In contrast, “a novel dynamic evoked pain index based on the increase in pain perception due to slowly repeated evoked pain (SREP) has been shown to be especially sensitive to pain sensitization in [fibromyalgia] patients,” the researchers wrote.

SREP sensitization is defined as the progressive increase in perceived pain in response to slowly repeated pressure stimulation. Previous studies have shown that SREP can distinguish patients with fibromyalgia from those with chronic pain associated with other diseases (e.g., rheumatoid arthritis) and healthy individuals more accurately than static-evoked pain measures.

That evidence suggests SREP can be a specific marker of central pain sensitization in fibromyalgia. However, whether SREP can enhance the diagnostic accuracy of fibromyalgia beyond the standard evaluation of clinical symptoms has not been investigated yet.

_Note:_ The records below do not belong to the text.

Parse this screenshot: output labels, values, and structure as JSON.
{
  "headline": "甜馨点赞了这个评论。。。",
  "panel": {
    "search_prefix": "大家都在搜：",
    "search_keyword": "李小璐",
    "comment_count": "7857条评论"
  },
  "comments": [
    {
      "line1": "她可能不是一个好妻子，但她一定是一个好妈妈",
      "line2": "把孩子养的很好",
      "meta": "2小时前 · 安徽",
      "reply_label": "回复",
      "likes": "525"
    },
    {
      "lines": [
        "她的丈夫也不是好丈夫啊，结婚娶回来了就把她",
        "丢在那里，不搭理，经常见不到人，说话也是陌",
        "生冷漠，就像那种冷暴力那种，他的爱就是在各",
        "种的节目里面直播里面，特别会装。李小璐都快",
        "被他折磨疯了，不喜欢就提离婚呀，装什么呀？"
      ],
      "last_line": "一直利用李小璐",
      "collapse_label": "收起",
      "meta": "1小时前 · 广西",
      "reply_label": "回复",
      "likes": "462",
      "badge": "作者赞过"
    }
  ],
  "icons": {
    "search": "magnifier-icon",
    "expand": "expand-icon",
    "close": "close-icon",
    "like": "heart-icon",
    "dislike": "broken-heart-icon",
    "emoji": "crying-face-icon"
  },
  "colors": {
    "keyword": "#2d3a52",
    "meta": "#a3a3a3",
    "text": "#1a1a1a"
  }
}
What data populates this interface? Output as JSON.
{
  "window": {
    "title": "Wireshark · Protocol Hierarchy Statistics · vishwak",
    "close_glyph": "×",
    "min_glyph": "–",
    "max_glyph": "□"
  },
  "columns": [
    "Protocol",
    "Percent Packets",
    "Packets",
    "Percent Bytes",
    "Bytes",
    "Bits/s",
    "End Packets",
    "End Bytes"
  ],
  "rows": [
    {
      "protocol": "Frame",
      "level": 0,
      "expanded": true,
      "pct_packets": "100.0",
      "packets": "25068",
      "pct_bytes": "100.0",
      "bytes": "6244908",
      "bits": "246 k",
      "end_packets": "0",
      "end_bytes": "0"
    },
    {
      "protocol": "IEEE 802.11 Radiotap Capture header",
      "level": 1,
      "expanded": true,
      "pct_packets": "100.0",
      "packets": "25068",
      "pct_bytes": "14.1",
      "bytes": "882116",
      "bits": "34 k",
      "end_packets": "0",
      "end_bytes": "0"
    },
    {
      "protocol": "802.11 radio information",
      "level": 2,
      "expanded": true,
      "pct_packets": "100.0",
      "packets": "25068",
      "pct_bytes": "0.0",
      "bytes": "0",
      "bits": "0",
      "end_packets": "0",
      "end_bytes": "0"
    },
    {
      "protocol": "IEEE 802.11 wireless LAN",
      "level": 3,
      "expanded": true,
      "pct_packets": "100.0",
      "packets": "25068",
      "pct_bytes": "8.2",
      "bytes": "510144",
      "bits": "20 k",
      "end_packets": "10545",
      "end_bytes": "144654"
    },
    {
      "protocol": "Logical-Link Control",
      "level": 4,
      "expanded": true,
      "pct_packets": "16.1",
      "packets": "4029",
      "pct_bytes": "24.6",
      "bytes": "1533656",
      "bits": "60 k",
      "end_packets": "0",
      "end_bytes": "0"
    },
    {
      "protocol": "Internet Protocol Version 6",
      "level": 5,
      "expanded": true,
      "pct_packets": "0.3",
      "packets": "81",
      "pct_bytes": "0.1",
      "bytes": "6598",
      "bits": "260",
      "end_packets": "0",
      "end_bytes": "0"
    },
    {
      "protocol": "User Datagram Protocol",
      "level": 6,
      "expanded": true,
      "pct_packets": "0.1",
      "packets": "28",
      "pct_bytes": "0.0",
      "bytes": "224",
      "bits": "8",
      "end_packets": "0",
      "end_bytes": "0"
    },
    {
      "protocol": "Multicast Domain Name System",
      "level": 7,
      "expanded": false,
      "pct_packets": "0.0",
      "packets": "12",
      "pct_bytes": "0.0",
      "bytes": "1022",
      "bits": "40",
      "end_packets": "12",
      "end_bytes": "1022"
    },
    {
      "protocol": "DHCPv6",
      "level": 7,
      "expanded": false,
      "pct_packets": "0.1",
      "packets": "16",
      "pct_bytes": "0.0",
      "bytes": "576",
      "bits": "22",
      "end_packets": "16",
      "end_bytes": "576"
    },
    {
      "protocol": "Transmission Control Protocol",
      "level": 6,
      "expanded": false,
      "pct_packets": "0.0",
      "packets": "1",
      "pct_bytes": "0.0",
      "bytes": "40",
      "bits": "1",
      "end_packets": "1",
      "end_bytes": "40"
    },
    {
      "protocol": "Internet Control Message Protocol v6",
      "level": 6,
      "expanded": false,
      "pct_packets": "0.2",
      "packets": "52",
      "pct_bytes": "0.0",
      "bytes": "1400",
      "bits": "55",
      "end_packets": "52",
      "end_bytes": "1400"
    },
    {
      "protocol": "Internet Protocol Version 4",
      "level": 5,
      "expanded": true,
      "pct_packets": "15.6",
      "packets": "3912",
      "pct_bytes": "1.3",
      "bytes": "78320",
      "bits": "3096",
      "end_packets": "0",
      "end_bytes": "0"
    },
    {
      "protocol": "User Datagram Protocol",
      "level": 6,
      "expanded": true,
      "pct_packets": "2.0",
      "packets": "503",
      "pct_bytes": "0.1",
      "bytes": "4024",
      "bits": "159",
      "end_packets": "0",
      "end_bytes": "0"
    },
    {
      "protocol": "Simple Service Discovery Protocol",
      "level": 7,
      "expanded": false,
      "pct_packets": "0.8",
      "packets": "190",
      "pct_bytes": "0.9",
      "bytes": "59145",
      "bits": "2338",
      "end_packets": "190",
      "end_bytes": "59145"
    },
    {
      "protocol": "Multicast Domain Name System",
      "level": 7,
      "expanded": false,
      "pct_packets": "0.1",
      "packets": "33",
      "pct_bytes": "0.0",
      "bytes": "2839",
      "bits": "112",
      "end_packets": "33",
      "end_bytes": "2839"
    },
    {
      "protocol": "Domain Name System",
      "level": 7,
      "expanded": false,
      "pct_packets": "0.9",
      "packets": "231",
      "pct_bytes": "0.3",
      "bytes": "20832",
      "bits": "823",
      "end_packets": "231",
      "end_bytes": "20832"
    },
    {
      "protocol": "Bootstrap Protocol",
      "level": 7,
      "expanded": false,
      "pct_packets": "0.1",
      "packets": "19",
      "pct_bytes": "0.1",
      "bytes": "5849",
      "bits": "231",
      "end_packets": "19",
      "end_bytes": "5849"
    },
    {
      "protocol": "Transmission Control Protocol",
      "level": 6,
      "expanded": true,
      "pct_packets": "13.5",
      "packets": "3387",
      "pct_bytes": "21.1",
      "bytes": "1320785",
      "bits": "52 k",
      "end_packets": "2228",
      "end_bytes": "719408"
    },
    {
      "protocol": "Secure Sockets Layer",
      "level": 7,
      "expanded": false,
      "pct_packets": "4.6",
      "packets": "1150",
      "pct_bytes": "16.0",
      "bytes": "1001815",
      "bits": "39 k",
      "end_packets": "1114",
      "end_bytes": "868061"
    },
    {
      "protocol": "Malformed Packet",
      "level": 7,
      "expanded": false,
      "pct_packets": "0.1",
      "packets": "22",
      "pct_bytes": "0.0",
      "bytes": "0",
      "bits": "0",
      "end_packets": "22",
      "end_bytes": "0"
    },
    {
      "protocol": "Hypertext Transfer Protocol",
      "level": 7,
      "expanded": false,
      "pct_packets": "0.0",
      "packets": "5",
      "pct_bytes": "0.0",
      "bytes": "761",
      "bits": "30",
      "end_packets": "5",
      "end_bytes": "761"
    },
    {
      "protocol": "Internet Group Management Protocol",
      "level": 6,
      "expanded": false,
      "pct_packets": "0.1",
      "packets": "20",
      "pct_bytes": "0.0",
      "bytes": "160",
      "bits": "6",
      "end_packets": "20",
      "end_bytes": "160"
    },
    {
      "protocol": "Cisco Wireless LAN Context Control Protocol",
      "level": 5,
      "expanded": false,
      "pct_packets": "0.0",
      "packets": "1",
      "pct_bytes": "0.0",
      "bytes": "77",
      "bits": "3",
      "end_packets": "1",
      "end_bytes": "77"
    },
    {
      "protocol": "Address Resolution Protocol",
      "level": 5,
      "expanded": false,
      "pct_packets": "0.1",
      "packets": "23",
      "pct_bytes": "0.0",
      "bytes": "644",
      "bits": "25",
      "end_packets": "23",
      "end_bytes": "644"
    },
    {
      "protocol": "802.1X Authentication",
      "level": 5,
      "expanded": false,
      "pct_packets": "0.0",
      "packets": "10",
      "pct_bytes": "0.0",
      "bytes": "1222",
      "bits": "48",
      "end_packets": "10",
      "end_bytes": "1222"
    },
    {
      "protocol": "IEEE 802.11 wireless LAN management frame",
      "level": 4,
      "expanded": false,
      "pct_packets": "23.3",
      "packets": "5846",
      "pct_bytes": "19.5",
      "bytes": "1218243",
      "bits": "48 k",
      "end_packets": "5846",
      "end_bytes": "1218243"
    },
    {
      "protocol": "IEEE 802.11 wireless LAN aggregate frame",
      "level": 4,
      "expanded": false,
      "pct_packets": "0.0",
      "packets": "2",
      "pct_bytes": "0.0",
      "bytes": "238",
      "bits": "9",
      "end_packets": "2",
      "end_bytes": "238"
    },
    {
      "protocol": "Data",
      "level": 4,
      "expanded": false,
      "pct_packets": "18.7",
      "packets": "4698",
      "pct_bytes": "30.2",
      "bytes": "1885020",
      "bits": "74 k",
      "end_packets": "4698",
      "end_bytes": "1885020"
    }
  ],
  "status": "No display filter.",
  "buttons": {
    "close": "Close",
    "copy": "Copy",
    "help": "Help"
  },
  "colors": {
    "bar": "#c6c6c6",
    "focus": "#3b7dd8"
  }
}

To explore that possibility, a group of researchers at Universidad de Jaén in Spain analyzed SREP responses in 50 patients with fibromyalgia, 30 with rheumatoid arthritis and 50 healthy individuals. In addition to SREP responses, investigators evaluated participants’ clinical pain, fatigue, insomnia, pain catastrophizing (exaggerated negative thoughts brought on by previous painful experiences), and negative mood.

The SREP protocol consisted of a series of nine low-intensity painful pressure stimuli applied to the participants’ fingernails. Each stimulus lasted five seconds, with 30-second intervals between each round.

SREP sensitization was observed among those with fibromyalgia, but not among those with rheumatoid arthritis or in healthy individuals. Essentially, what this meant was that with each round, those with fibromyalgia experienced a progressive increase in pain, even though the same amount of pressure was being applied in all rounds.

Findings also showed that individuals with SREP sensitization were more likely to experience clinical pain, fatigue, insomnia, and pain catastrophizing. However, no associations were identified between SREP and negative mood.

Researchers also found that SREP could be used to distinguish patients with fibromyalgia from those with rheumatoid arthritis and healthy individuals. In fact, a combination of fatigue, insomnia, and SREP led to near perfect diagnostic accuracy (99%) in differentiating fibromyalgia from healthy individuals, and 86.3% accuracy in discriminating fibromyalgia from those with rheumatoid arthritis.

“These results provide further evidence of SREP as a marker of pain sensitization in fibromyalgia and suggest that it captures aspects of fibromyalgia not fully captured by clinical features,” the investigators wrote.

“Combining SREP with assessment of clinical features could potentially improve fibromyalgia diagnosis,” they stated.